Rick Porcello had thrown 102 pitches in seven innings, but manager Alex Cora, who has usually been pretty easy on his starters this month, still sent him out for another inning. Porcello (7.2-7-3-0-6, 116) got the first two Rays before giving up a single to C.J. Cron. Cora went straight to Craig Kimbrel. Joey Wendle doubled, but with runners at second and third, Kimbrel got down to business, striking out Brad Miller on three pitches.

Porcello retired eight of the first nine batters in the game, but Denard Span belted a two-run homer in the third. Brad Miller doubled in the fourth and scored on Mallex's Smith single.

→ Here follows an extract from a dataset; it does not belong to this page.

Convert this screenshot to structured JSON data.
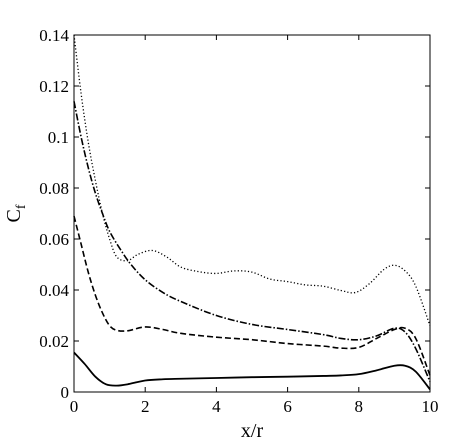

The Red Sox batted around and tied the score in the sixth. Eduardo Nunez, facing Andrew Kittredge, reached on an infield single. Andrew Benintendi walked and Hanley Ramirez singled, loading the bases. Martinez's single to left, past shortstop Adeiny Hechavarri's dive to his right, cut the Rays' lead to 3-2 and after Mitch Moreland walked, re-loading the bases, Sergio Romo took over. He struck out Rafael Devers, but Bradley lifted a fly ball to right, scoring Ramirez with the tying run. Moreland stole second and Leon was hit by a pitch, re-re-loading the bases. Tzu-Wei flied to right.

The four hits ties Martinez's career high, which he has done on five other occasions (for four different teams). He had four hits in Anaheim 11 days ago. He also went 4-for-5 twice in a five-game span for the Diamondbacks last September. The first game was September 4, when all four hits were home runs.  He finished that game with a flourish, going deep in the seventh, eighth, and ninth innings.

Boston is now 20-7, which is tied for the second-best start in franchise history (1994* and 2002). The 1946 Red Sox won 23 of their first 27 games.

(* The 1994 team also went 1-15 from June 3-19.)
Matt Andriese / Rick Porcello
Nunez, 2B
Benintendi, CF
Ramirez, DH
Martinez, LF
Moreland, 1B
Devers, 3B
Bradley, RF
Leon, C
Lin, SS
In five starts this year, Porcello has a 1.93 ERA, sixth-best in the American League (three of the five guys above him are Astros!). Opponents are slugging only .230 (18 singles and five doubles), second-best in the AL, behind only Oakland's Sean Manaea (.400).

While the Red Sox (19-7) have lost five of their last seven games, the Yankees (17-9) have won eight in a row and 10 of their last 12. Boston's lead in the AL East is down to two games.

Mookie Betts, who left Saturday's game with right hamstring tightness, is "day-to-day", according to manager Alex Cora. "We'll see how he shows up tomorrow and go from there."